Made me think of this psychology paper from this year. I figure they had good reason to do that little investigation. Metascience & open science is still a rather small community in psychology and I sometimes get the feeling that it’s not as open and objective as it should be. There was a hackathon during SIPS 2019 (the open/replicable science conference in psych) to gather coders for the investigation.

Stoevenbelt, A. H., Nuijten, M. B., Pauli, B. E., & Wicherts, J. M. (2019). Rule out conflicts of interest in psychology awards. Nature, 572, 312-312. https://doi.org/10.1038/d41586-019-02429-3

https://www.nature.com/articles/d41586-019-02429-3

2 Likes

actually this is really relevant for the case of indonesia.

the government is really big on ‘radicalism’ now that government researchers (civil servants) conduct all sort of research which prove, in sum, “a lot of indonesians are radicals”.

worse, all civil servants in indonesia must obey the government by law, and by another recent law’s implication, cannot be ‘radical’ in a public way.

not only i think it is a conflict of interest for the researchers to find exactly what the government wants proven, the situation is made worse that these research are ‘closed’ from end-to-end.

even the research publication document cannot be found at its official source, much more the data required to replicate or reproduce the research.

this is made even more sad as indonesia is one of the founders of open government initiative.

i am involved in actual cases requesting the government and civil servant researchers to provide data.

imagine, on the recent haze case, another party beside the government provides data, which differ from the government data by almost a hundred percent.
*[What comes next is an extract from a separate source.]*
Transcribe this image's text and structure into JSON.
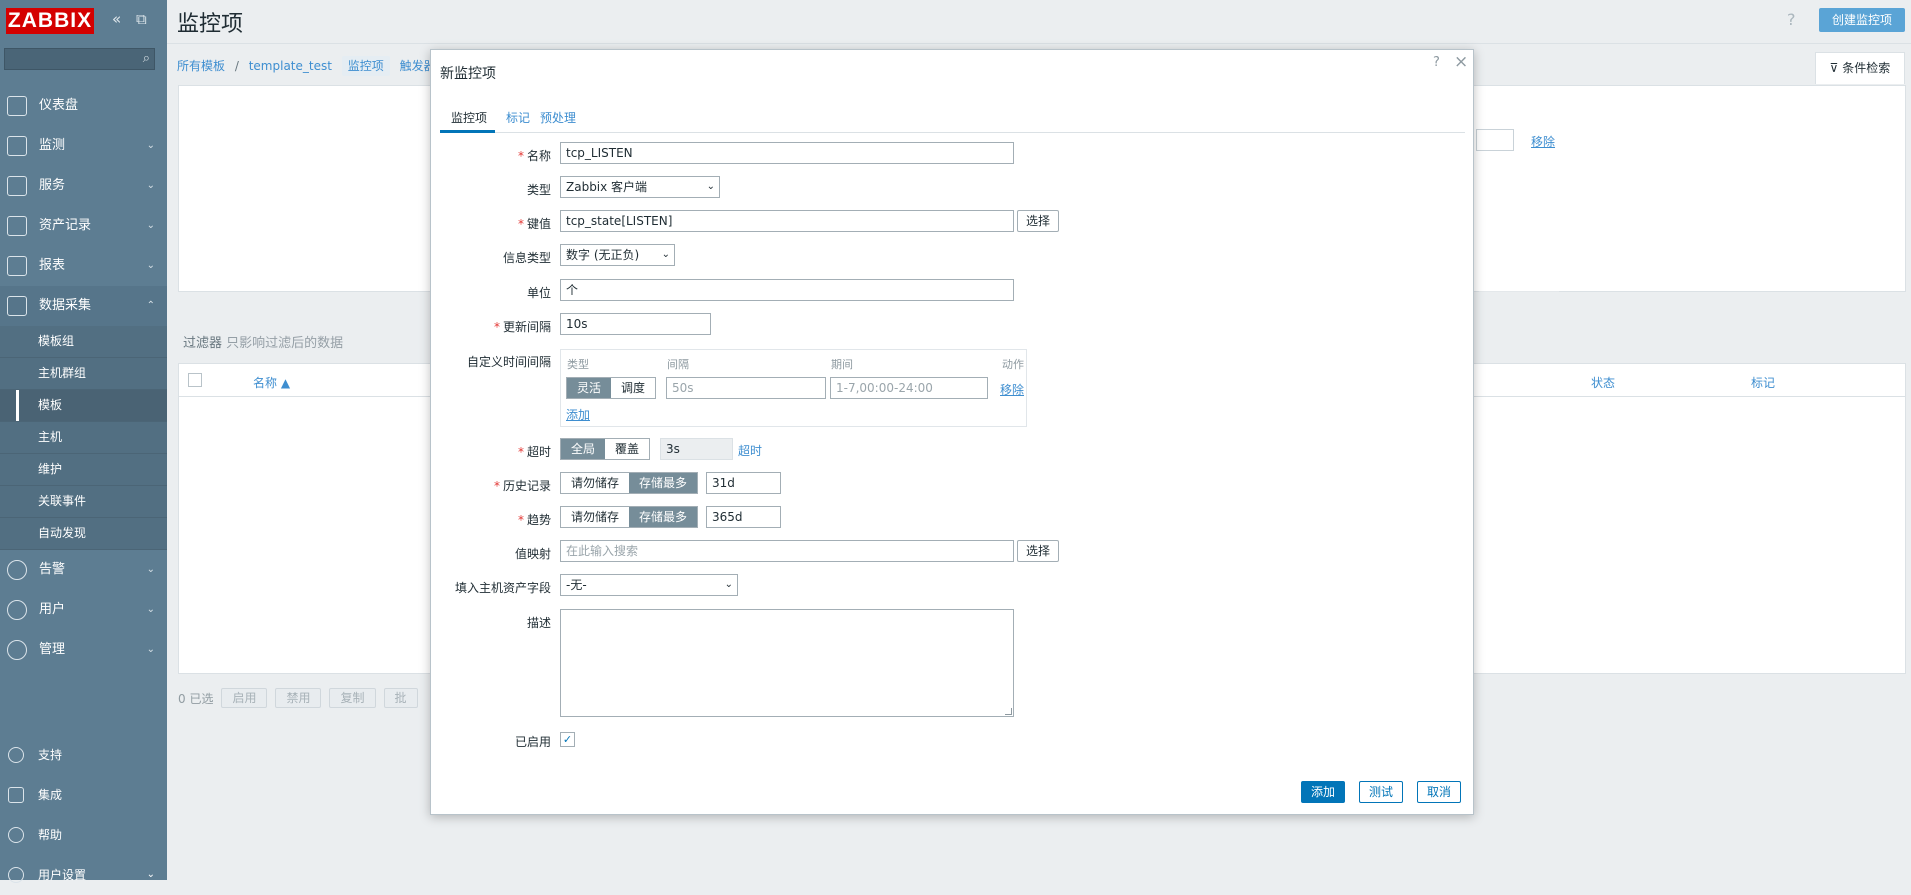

instead of clarifying publicly the data discrepancy, the issue is ‘swept under a carpet’.

in conclusion, from my experience, when it comes to issue of public interest, researchers need to be truly independent, in all its meaning, to avoid any conflict of interest.

1 Like

I would also like to add that the fact that ‘the conversation indonesia’ has an office in a government building definitely fulfills a ‘conflict of interest’ claim which must be disclosed to the public.